The rooms at the Summit hotel, owned by Boyne Resorts, have been updated, along with the nearby Huntley Lodge and Vista Hall.

Worker housing

To address the lack of affordable housing for workers, new apartment complexes have been or are being built. Hotel rooms have also been rented or bought to accommodate workers. Lone Mountain Land Co. alone is putting more than $350 million into providing 4,000 beds for employees, according to Montage’s PR firm.

The construction boom continues. A development of 2,635 units is proposed on more than 500 hectares at the northeastern base of the 8800 meter high Andesite mountain. One&Only Moonlight Basin has just announced the construction of a lodge with 73 rooms and suites, along with 19 villas, a ski lodge and a spa.

Keeping up with its neighbors, Big Sky Resort has just completed the renovation of its Summit Hotel and Huntley Lodge rooms, along with a $13 million upgrade last year to its mountain shopping mall, now called Vista Hall.
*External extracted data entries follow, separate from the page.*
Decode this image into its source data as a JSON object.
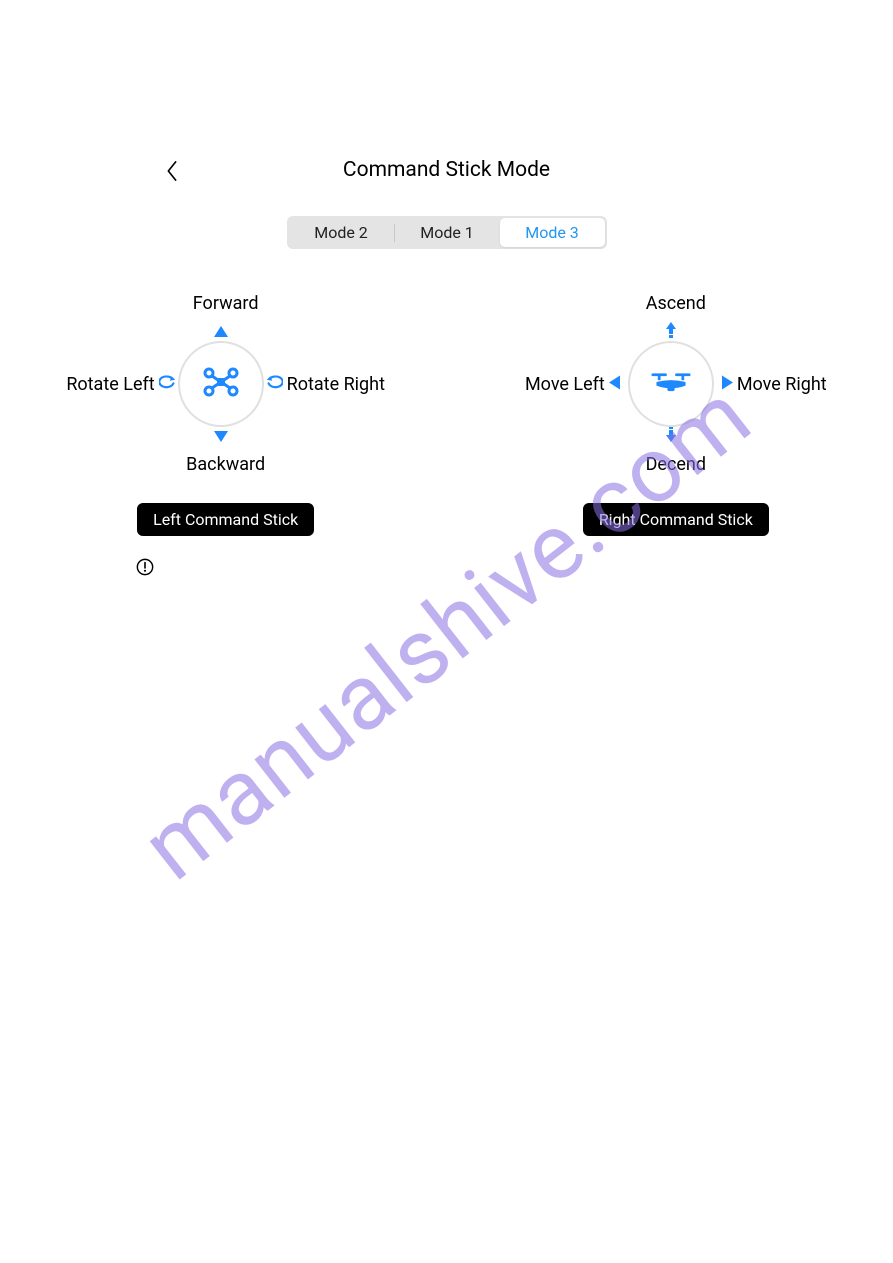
{
  "header": {
    "title": "Command Stick Mode"
  },
  "tabs": [
    "Mode 2",
    "Mode 1",
    "Mode 3"
  ],
  "active_tab_index": 2,
  "left_stick": {
    "top": "Forward",
    "bottom": "Backward",
    "left": "Rotate Left",
    "right": "Rotate Right",
    "pill": "Left Command Stick"
  },
  "right_stick": {
    "top": "Ascend",
    "bottom": "Decend",
    "left": "Move Left",
    "right": "Move Right",
    "pill": "Right Command Stick"
  },
  "watermark": "manualshive.com",
  "colors": {
    "accent": "#1e88ff",
    "tab_active_text": "#2196f3"
  }
}
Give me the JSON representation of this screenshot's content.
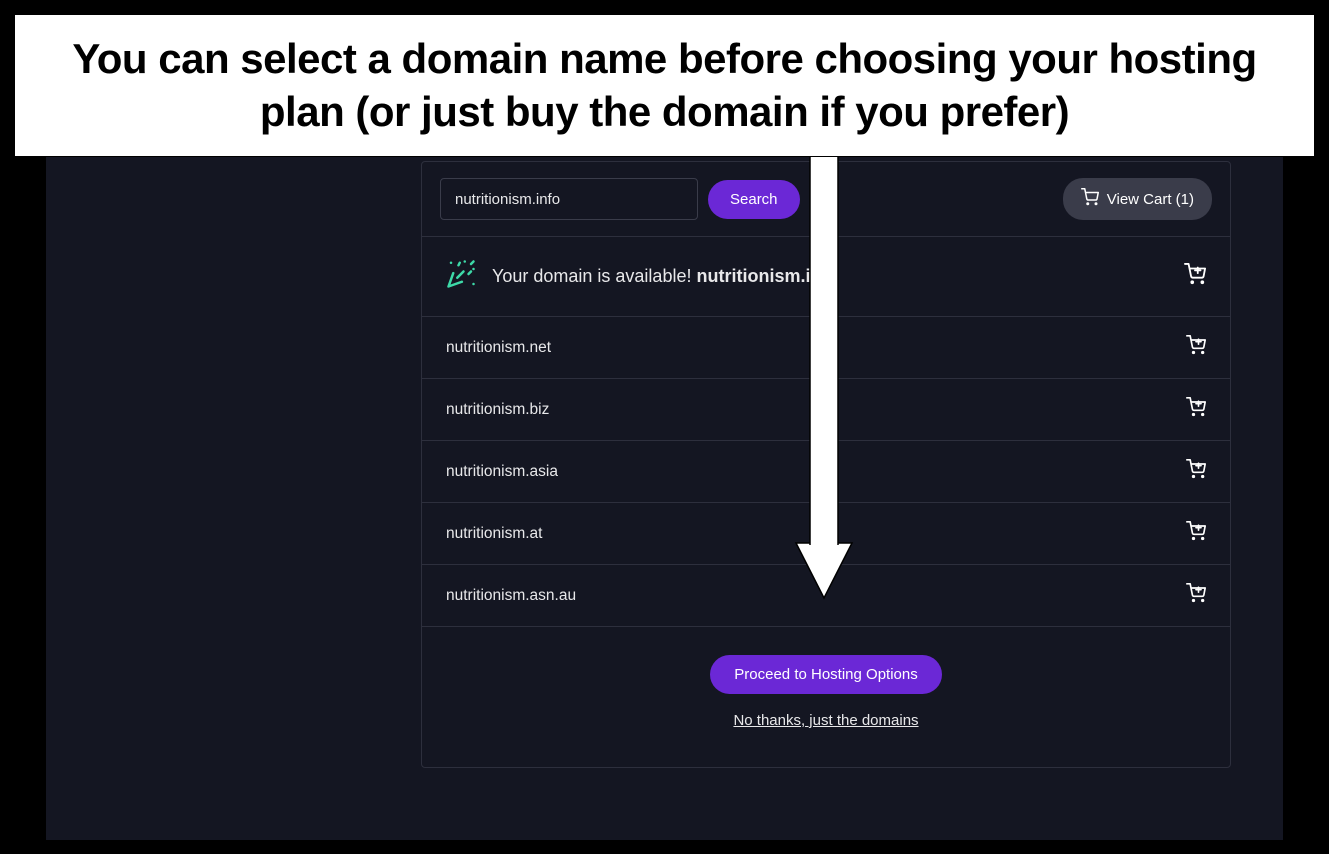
{
  "annotation": {
    "text": "You can select a domain name before choosing your hosting plan (or just buy the domain if you prefer)"
  },
  "search": {
    "value": "nutritionism.info",
    "button_label": "Search"
  },
  "cart": {
    "label": "View Cart (1)"
  },
  "available": {
    "prefix": "Your domain is available! ",
    "domain": "nutritionism.info"
  },
  "suggestions": [
    {
      "name": "nutritionism.net"
    },
    {
      "name": "nutritionism.biz"
    },
    {
      "name": "nutritionism.asia"
    },
    {
      "name": "nutritionism.at"
    },
    {
      "name": "nutritionism.asn.au"
    }
  ],
  "footer": {
    "proceed_label": "Proceed to Hosting Options",
    "no_thanks_label": "No thanks, just the domains"
  }
}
In addition to a new high-speed six-passenger chairlift and worker residences, the resort has other plans it will soon announce as part of its $150 million planned capital plan that runs through 2025.

Johnson sees no end in sight to the growth at Big Sky, pointing to Bozeman Yellowstone International Airport’s new record 1.94 million passengers in 2021 as one reason why.

“There are over 600 billionaires in the US, and who knows how many people are hundreds of millions,” he said. “If only a small percentage are attracted to Montana, they will continue to be.”

Mounting locations

This screenshot from Montage’s online magazine shows locations of the company’s resorts in the United States.


Despite the threat of climate change and some shaky recent winters, snowsports attendance in the United States remains strong, totaling 59 million in 2020-21, according to the National Ski Area Association. That number ranks fifth overall, but is still lower than the 2010-11 record 60.5 million.

A Gallatin Valley resident said that every time an episode of Kevin Costner’s television series “Yellowstone” airs, Big Sky brokers are asked about homes for sale. Perhaps Montage Big Sky opened at just the right time to take advantage of the region’s growing fame.

Rippstein said community support for her employer has been “huge and heartwarming”. After spending 20 years in and out of the Colorado resort community of Vail, she said she’s happy to be in a small town.

“You’re a little spoiled once you get here,” Mesuda said. “It’s so much chillier.”